Generali Usa: la Bomba per la pace
L’arte della guerra. La rubrica settimanale a cura di Manlio Dinucci
Due giorni prima del test missilistico nord-coreano che ha fatto suonare l’allarme nucleare in tutto il mondo, è apparso sulla rivista on line Politico (12 maggio) un articolo intitolato «Perché gli Usa fanno bene a investire nelle armi nucleari». Non a firma di un opinionista, ma dei due generali che sono al comando dei tre quarti delle forze nucleari statunitensi: il capo di stato maggiore dell’Aeronautica, Dave Goldfein, e il capo del Comando aereo per l’attacco globale, Robin Rand.

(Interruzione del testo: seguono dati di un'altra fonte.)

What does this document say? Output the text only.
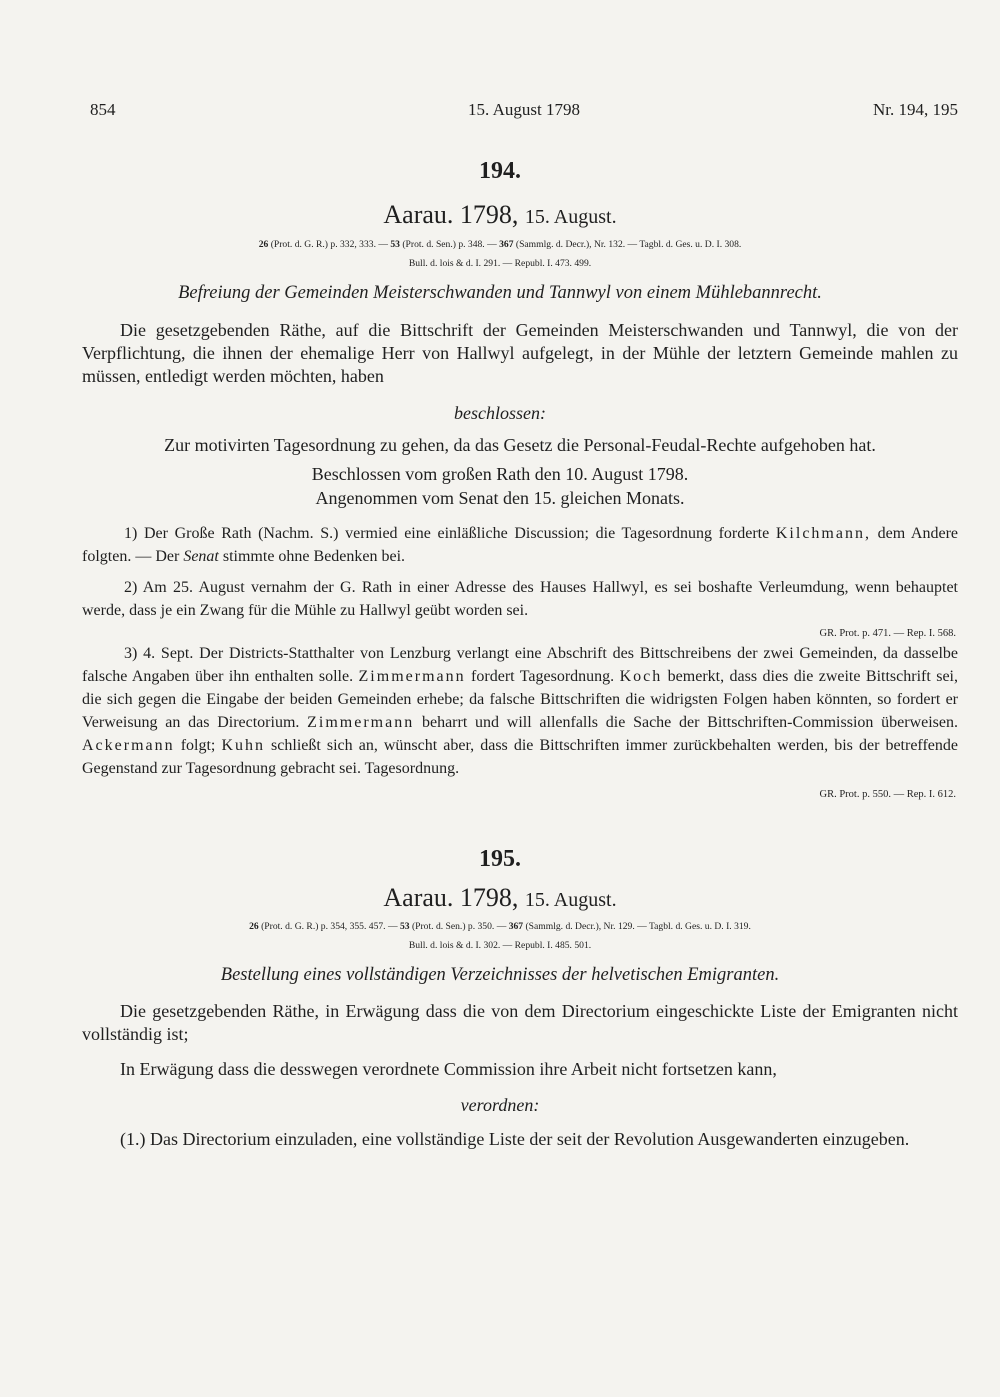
854	15. August 1798	Nr. 194, 195
194.
Aarau. 1798, 15. August.
26 (Prot. d. G. R.) p. 332, 333. — 53 (Prot. d. Sen.) p. 348. — 367 (Sammlg. d. Decr.), Nr. 132. — Tagbl. d. Ges. u. D. I. 308.
Bull. d. lois & d. I. 291. — Republ. I. 473. 499.
Befreiung der Gemeinden Meisterschwanden und Tannwyl von einem Mühlebannrecht.
Die gesetzgebenden Räthe, auf die Bittschrift der Gemeinden Meisterschwanden und Tannwyl, die von der Verpflichtung, die ihnen der ehemalige Herr von Hallwyl aufgelegt, in der Mühle der letztern Gemeinde mahlen zu müssen, entledigt werden möchten, haben
beschlossen:
Zur motivirten Tagesordnung zu gehen, da das Gesetz die Personal-Feudal-Rechte aufgehoben hat.
Beschlossen vom großen Rath den 10. August 1798.
Angenommen vom Senat den 15. gleichen Monats.
1) Der Große Rath (Nachm. S.) vermied eine einläßliche Discussion; die Tagesordnung forderte Kilchmann, dem Andere folgten. — Der Senat stimmte ohne Bedenken bei.
2) Am 25. August vernahm der G. Rath in einer Adresse des Hauses Hallwyl, es sei boshafte Verleumdung, wenn behauptet werde, dass je ein Zwang für die Mühle zu Hallwyl geübt worden sei.
GR. Prot. p. 471. — Rep. I. 568.
3) 4. Sept. Der Districts-Statthalter von Lenzburg verlangt eine Abschrift des Bittschreibens der zwei Gemeinden, da dasselbe falsche Angaben über ihn enthalten solle. Zimmermann fordert Tagesordnung. Koch bemerkt, dass dies die zweite Bittschrift sei, die sich gegen die Eingabe der beiden Gemeinden erhebe; da falsche Bittschriften die widrigsten Folgen haben könnten, so fordert er Verweisung an das Directorium. Zimmermann beharrt und will allenfalls die Sache der Bittschriften-Commission überweisen. Ackermann folgt; Kuhn schließt sich an, wünscht aber, dass die Bittschriften immer zurückbehalten werden, bis der betreffende Gegenstand zur Tagesordnung gebracht sei. Tagesordnung.
GR. Prot. p. 550. — Rep. I. 612.
195.
Aarau. 1798, 15. August.
26 (Prot. d. G. R.) p. 354, 355. 457. — 53 (Prot. d. Sen.) p. 350. — 367 (Sammlg. d. Decr.), Nr. 129. — Tagbl. d. Ges. u. D. I. 319.
Bull. d. lois & d. I. 302. — Republ. I. 485. 501.
Bestellung eines vollständigen Verzeichnisses der helvetischen Emigranten.
Die gesetzgebenden Räthe, in Erwägung dass die von dem Directorium eingeschickte Liste der Emigranten nicht vollständig ist;
In Erwägung dass die desswegen verordnete Commission ihre Arbeit nicht fortsetzen kann,
verordnen:
(1.) Das Directorium einzuladen, eine vollständige Liste der seit der Revolution Ausgewanderten einzugeben.
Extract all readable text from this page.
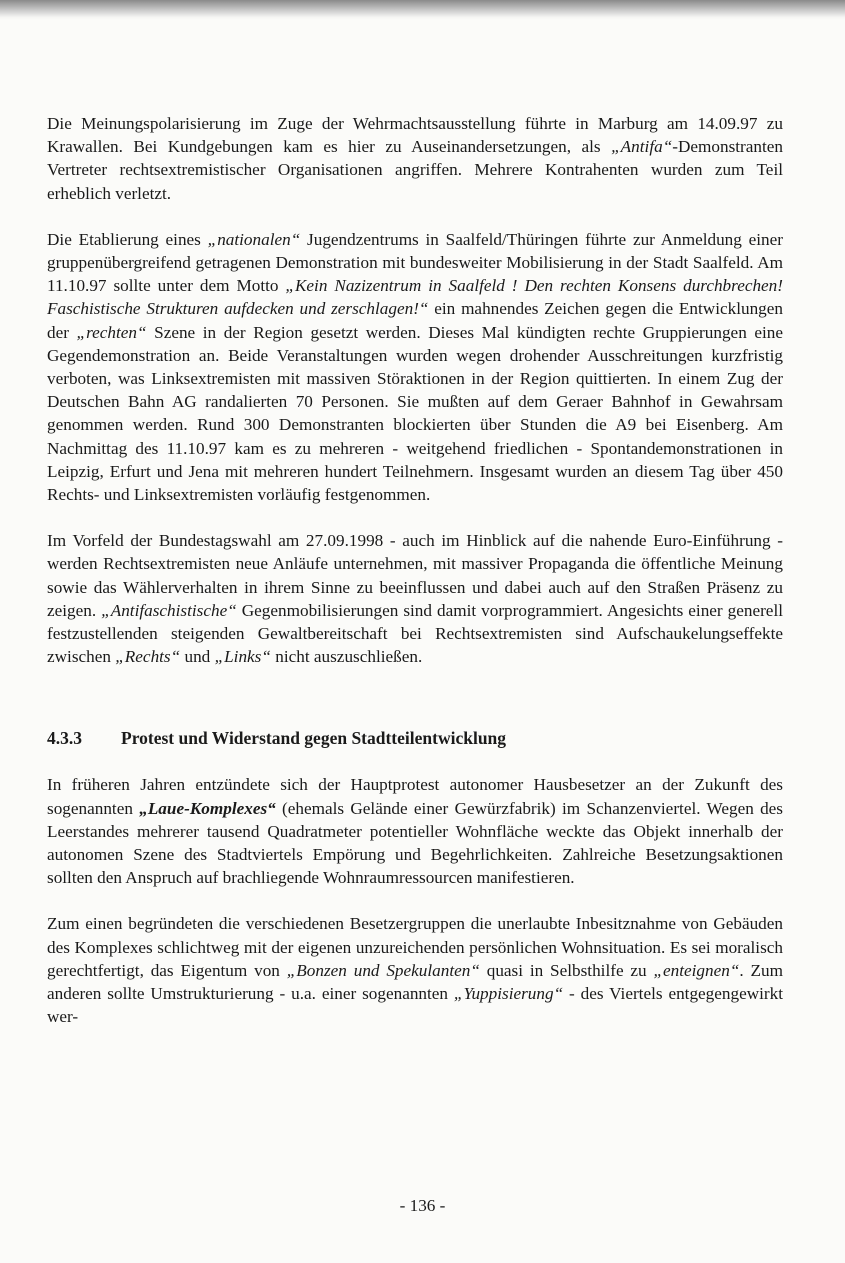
Die Meinungspolarisierung im Zuge der Wehrmachtsausstellung führte in Marburg am 14.09.97 zu Krawallen. Bei Kundgebungen kam es hier zu Auseinandersetzungen, als „Antifa“-Demonstranten Vertreter rechtsextremistischer Organisationen angriffen. Mehrere Kontrahenten wurden zum Teil erheblich verletzt.

Die Etablierung eines „nationalen“ Jugendzentrums in Saalfeld/Thüringen führte zur Anmeldung einer gruppenübergreifend getragenen Demonstration mit bundesweiter Mobilisierung in der Stadt Saalfeld. Am 11.10.97 sollte unter dem Motto „Kein Nazizentrum in Saalfeld ! Den rechten Konsens durchbrechen! Faschistische Strukturen aufdecken und zerschlagen!“ ein mahnendes Zeichen gegen die Entwicklungen der „rechten“ Szene in der Region gesetzt werden. Dieses Mal kündigten rechte Gruppierungen eine Gegendemonstration an. Beide Veranstaltungen wurden wegen drohender Ausschreitungen kurzfristig verboten, was Linksextremisten mit massiven Störaktionen in der Region quittierten. In einem Zug der Deutschen Bahn AG randalierten 70 Personen. Sie mußten auf dem Geraer Bahnhof in Gewahrsam genommen werden. Rund 300 Demonstranten blockierten über Stunden die A9 bei Eisenberg. Am Nachmittag des 11.10.97 kam es zu mehreren - weitgehend friedlichen - Spontandemonstrationen in Leipzig, Erfurt und Jena mit mehreren hundert Teilnehmern. Insgesamt wurden an diesem Tag über 450 Rechts- und Linksextremisten vorläufig festgenommen.

Im Vorfeld der Bundestagswahl am 27.09.1998 - auch im Hinblick auf die nahende Euro-Einführung - werden Rechtsextremisten neue Anläufe unternehmen, mit massiver Propaganda die öffentliche Meinung sowie das Wählerverhalten in ihrem Sinne zu beeinflussen und dabei auch auf den Straßen Präsenz zu zeigen. „Antifaschistische“ Gegenmobilisierungen sind damit vorprogrammiert. Angesichts einer generell festzustellenden steigenden Gewaltbereitschaft bei Rechtsextremisten sind Aufschaukelungseffekte zwischen „Rechts“ und „Links“ nicht auszuschließen.

4.3.3 Protest und Widerstand gegen Stadtteilentwicklung

In früheren Jahren entzündete sich der Hauptprotest autonomer Hausbesetzer an der Zukunft des sogenannten „Laue-Komplexes“ (ehemals Gelände einer Gewürzfabrik) im Schanzenviertel. Wegen des Leerstandes mehrerer tausend Quadratmeter potentieller Wohnfläche weckte das Objekt innerhalb der autonomen Szene des Stadtviertels Empörung und Begehrlichkeiten. Zahlreiche Besetzungsaktionen sollten den Anspruch auf brachliegende Wohnraumressourcen manifestieren.

Zum einen begründeten die verschiedenen Besetzergruppen die unerlaubte Inbesitznahme von Gebäuden des Komplexes schlichtweg mit der eigenen unzureichenden persönlichen Wohnsituation. Es sei moralisch gerechtfertigt, das Eigentum von „Bonzen und Spekulanten“ quasi in Selbsthilfe zu „enteignen“. Zum anderen sollte Umstrukturierung - u.a. einer sogenannten „Yuppisierung“ - des Viertels entgegengewirkt wer-

- 136 -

Essi affermano che, «nonostante possa sembrare illogico, le armi nucleari sono uno strumento fondamentale della pace mondiale». Lo dimostra secondo loro il fatto che, da quando è iniziata l’era nucleare, non vi sono più state grandi guerre. È per questo essenziale, sostengono, che i nostri bombardieri e missili nucleari siano mantenuti in piena efficienza.
Oggi gli Stati uniti devono procedere all’upgrade delle proprie forze nucleari, poiché hanno di fronte «potenziali avversari che stanno aggressivamente modernizzando ed espandendo le loro forze nucleari e che vogliono sempre più imporsi». I generali nominano «le aperte minacce della Corea del Nord», ma è chiaro il loro riferimento implicito a Russia e Cina.
«I nostri potenziali nemici – avvertono con tono minaccioso – devono sapere che la nostra direzione nazionale prenderà sempre le dure decisioni necessarie a proteggere e assicurare la sopravvivenza del popolo americano e dei suoi alleati», ossia che è pronta a combattere la terza guerra mondiale, quella nucleare, a cui in realtà nessuno sopravviverebbe.
Rivolgono quindi una perentoria richiesta all’amministrazione Trump: «Gli Stati uniti devono mantenere l’impegno a ricapitalizzare le nostre forze nucleari».
L’impegno cui si riferiscono non è stato preso dal bellicoso Trump, ma dal Premio Nobel per la Pace Obama insignito nel 2009 per «la sua visione di un mondo libero dalle armi nucleari e il lavoro da lui svolto in tal senso». È stata l’amministrazione Obama a varare il maggiore programma di riarmo nucleare dalla fine della guerra fredda, del costo di circa 1000 miliardi di dollari, che prevede la costruzione di 12 nuovi sottomarini da attacco nucleare (ciascuno con 24 missili in grado di lanciare fin quasi 200 testate nucleari), altri 100 bombardieri strategici (ciascuno armato di circa 20 missili o bombe nucleari) e 400 missili balistici intercontinentali con base a terra (ciascuno con una potente testata nucleare).
È stata avviata allo stesso tempo con rivoluzionarie tecnologie la modernizzazione delle attuali forze nucleari che – documenta Hans Kristensen della Federazione degli scienziati americani (Bulletin of Atomic Scientists, 1 marzo 2017) – «triplica la potenza distruttiva degli esistenti missili balistici Usa», come se si stesse pianificando di avere «la capacità di combattere e vincere una guerra nucleare disarmando i nemici con un first strike di sorpresa».
Capacità che comprende anche lo «scudo anti-missili» per neutralizzare la rappresaglia nemica, tipo quello schierato dagli Usa in Europa contro la Russia e in Corea del Sud contro la Cina. Si sta di conseguenza accelerando la corsa agli armamenti nucleari.
Significativa la decisione russa di schierare nel 2018 un nuovo missile balistico intercontinentale, RS-28 Sarmat, con raggio fino a 18000 km, capace di trasportare 10-15 testate nucleari che, rientrando nell’atmosfera a velocità ipersonica (oltre 10 volte quella del suono), manovrano per sfuggire ai missili intercettori forando lo «scudo». Possiamo però dormire sonni tranquilli, fiduciosi che «le armi nucleari sono uno strumento fondamentale della pace mondiale».